AU COEUR DU SILENCE

« Le yoga est l’arrêt des fluctuations du mental. »
Patañjali, Yoga Sūtra I.2

 

Il existe des phrases qui tracent une voie entière. Celle-ci, posée il y a plus de deux millénaires par le sage Patañjali, nous offre le cadre philosophique et spirituel du yoga : une pratique qui, bien avant d’être corporelle, est une voie d’intériorisation. Au cœur de cette voie se trouve la méditation.

Et pourtant… tôt ce matin, assise sur mon coussin, enveloppée dans le silence de ma maison endormie, j’ai senti à quel point cette voie peut sembler difficile.

Avant même d’avoir posé mes mains sur mes genoux, mon mental s’était déjà levé, agité, bavard, bondissant comme un singe excité.

 

Nous vivons dans une société où le mouvement permanent est devenu la norme. Nos journées sont rythmées par une succession de stimulations, de décisions, de micro-stress. Quand nous nous asseyons pour méditer, ce n’est pas un vide apaisant qui nous accueille : c’est tout l’accumulation de notre monde intérieur, nos pensées en attente, nos émotions retenues, les phrases laissées en suspens.

Le yoga le savait déjà : « L’esprit est instable, turbulent, puissant, obstiné… Je pense qu’il est aussi difficile à maîtriser que le vent. » (Bhagavad-Gītā VI.34)

Cette reconnaissance nous rappelle que la difficulté n’est pas un échec ; elle est la condition même de la pratique. Quand on se pose en silence, ce n’est pas la paix qu’on rencontre d'abord, mais la vérité de notre agitation. Et cela peut surprendre parfois décourager Pourtant, c’est précisément dans ce passage que réside la puissance de la méditation : apprendre à devenir témoin.

 

Le yoga ne demande pas d’arrêter de penser, il nous invite à modifier notre place dans l’expérience. 

Méditer, c’est déplacer notre conscience du front de scène vers les coulisses. Alors que le mental danse, commente, s’agite, le méditant apprend à se tenir un pas en arrière : voir la pensée naître, la traverser, puis disparaître, sans s’y attacher, sans la poursuivre, sans lui donner de rôle principal. C’est un entraînement. Ce n’est pas naturel. Et c’est souvent inconfortable. Mais c’est le cœur du yoga.

Les premières minutes de méditation sont souvent les plus agitées. Les traditions yogiques évoquent la notion de vrtti, les ondulations du mental. Lorsque l’on s’assoit, toutes ces ondulations, auparavant masquées par l’activité, deviennent soudain visibles. Ce n’est pas que la méditation crée l’agitation : elle la révèle. Ce moment de confusion intérieure n’est pas un problème à résoudre mais un passage nécessaire.

La clé réside dans la répétition, la patience, la persévérance. Rester assis, même cinq minutes. Rester avec soi-même. Rester dans la tempête jusqu’à ce que la mer intérieure commence doucement à se déposer. Avec le temps, quelque chose change. Les pensées ne disparaissent pas — elles cessent simplement d’être des tyrans, le mental devient un compagnon plutôt qu’un maître et l’espace intérieur commence à s’élargir.

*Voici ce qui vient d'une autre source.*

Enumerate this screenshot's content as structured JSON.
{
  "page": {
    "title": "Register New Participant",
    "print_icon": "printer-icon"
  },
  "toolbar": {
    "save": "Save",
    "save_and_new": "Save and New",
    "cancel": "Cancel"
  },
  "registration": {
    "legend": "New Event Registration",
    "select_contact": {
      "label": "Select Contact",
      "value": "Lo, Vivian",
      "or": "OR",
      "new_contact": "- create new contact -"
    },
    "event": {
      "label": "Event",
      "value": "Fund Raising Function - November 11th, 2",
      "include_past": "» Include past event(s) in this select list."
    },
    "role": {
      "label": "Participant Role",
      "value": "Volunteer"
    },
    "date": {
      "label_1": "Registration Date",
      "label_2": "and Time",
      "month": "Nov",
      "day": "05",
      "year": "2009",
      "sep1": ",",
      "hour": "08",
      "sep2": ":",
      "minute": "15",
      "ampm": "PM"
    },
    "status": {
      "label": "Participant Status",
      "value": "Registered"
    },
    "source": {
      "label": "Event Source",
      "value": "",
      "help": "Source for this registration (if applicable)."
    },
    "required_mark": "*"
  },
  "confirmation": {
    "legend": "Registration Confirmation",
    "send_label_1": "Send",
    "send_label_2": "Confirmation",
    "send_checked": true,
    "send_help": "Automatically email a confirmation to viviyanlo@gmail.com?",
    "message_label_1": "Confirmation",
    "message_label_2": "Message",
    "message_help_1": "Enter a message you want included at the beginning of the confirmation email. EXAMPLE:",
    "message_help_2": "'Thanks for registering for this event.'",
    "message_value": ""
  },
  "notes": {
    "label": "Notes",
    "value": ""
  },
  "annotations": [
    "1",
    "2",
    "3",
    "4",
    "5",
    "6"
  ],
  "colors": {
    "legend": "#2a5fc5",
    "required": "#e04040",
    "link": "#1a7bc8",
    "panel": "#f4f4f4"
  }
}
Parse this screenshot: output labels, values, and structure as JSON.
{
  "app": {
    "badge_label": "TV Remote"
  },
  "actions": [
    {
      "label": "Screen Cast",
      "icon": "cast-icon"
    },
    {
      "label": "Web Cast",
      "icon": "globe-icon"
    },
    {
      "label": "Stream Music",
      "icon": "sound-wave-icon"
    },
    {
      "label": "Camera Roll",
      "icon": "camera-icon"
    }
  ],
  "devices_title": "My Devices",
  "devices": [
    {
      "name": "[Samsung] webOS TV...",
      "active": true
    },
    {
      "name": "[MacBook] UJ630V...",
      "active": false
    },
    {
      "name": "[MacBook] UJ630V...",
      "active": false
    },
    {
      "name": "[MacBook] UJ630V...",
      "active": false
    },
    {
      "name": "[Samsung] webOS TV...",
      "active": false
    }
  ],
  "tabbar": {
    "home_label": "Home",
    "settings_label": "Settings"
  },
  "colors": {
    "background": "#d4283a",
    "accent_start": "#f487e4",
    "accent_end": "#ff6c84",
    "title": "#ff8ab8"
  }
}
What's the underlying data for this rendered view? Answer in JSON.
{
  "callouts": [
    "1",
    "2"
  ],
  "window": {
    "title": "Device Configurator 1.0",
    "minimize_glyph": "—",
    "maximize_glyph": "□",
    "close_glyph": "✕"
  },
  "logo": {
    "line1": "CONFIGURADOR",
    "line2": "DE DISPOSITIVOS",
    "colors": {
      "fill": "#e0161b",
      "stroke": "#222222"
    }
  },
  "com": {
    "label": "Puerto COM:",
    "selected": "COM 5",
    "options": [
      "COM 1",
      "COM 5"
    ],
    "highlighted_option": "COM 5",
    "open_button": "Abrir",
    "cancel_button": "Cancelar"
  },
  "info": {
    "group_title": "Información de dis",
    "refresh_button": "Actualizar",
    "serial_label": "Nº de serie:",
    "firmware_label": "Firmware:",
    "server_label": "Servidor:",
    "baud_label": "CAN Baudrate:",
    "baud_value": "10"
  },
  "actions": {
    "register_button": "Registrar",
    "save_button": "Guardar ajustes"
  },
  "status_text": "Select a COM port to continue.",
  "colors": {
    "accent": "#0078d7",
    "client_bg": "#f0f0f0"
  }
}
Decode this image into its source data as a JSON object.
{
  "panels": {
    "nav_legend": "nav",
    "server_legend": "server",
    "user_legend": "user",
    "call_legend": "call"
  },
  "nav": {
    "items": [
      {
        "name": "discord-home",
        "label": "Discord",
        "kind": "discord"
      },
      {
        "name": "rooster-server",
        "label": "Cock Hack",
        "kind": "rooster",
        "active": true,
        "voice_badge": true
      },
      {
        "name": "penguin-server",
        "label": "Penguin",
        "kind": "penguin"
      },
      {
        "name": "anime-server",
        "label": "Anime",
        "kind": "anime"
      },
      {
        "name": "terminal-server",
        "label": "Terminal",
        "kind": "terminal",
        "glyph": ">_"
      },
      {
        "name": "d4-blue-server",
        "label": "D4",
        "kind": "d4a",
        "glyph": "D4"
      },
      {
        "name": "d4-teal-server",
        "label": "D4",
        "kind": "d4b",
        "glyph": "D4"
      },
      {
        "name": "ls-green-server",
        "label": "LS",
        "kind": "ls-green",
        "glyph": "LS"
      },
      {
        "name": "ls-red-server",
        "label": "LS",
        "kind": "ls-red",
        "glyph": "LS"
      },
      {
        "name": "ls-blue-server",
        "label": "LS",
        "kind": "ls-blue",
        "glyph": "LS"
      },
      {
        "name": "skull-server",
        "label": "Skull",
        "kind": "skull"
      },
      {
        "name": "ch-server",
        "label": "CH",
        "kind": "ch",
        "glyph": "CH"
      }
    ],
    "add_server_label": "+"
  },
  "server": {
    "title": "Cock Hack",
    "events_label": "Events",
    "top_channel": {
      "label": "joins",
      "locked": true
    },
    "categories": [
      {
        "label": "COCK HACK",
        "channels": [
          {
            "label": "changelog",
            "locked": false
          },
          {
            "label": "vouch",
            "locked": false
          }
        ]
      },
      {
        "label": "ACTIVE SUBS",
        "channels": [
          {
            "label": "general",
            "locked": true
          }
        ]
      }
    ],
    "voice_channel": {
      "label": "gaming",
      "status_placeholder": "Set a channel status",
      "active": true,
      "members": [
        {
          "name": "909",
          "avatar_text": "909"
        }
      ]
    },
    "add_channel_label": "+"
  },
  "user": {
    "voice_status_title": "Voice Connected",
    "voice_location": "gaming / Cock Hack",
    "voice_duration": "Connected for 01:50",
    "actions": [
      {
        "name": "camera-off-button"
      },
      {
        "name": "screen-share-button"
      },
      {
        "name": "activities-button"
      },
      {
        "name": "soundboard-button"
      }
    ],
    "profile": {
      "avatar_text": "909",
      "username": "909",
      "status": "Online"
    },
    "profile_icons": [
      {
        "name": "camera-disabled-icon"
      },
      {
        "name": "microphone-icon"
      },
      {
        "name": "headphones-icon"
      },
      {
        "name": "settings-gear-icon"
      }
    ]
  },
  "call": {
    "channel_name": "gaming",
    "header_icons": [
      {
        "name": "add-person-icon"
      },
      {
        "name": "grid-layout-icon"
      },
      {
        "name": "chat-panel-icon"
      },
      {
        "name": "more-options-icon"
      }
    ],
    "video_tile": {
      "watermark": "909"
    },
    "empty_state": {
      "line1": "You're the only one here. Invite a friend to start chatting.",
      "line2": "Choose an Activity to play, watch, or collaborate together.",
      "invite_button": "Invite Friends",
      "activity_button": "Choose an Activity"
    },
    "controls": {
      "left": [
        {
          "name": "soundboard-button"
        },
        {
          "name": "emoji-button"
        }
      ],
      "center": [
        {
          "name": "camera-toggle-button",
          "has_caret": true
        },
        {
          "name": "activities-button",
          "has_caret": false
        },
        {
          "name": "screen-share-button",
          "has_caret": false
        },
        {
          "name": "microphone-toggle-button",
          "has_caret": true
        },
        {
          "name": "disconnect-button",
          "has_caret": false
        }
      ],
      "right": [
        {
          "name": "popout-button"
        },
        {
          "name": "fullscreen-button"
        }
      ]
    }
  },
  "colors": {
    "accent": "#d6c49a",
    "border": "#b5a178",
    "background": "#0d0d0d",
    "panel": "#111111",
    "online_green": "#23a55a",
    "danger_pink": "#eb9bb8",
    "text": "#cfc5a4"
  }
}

Dans la tradition, les postures (āsana) et les respirations (prānāyāma) ne sont pas une fin en soi : elles préparent le terrain. Elles assouplissent, ouvrent, nourrissent la stabilité, rendent possible une assise confortable et durable. La méditation est l’espace où tout converge. Elle n’est pas seulement une technique : c’est une manière d’habiter sa propre présence, une discipline qui transforme en profondeur la relation que nous avons à notre mental, à nos émotions, à notre vie.

 

Ce matin, face à mon poêle, j’avais un singe dans la tête qui dansait la java. Mais quelques minutes plus tard, quelque chose en moi s’est déposé. Pas parce que le mental s’est tu, mais parce que j’ai cessé de me battre avec lui.

C’est cela, méditer : se tenir au centre sans chercher à contrôler le vent.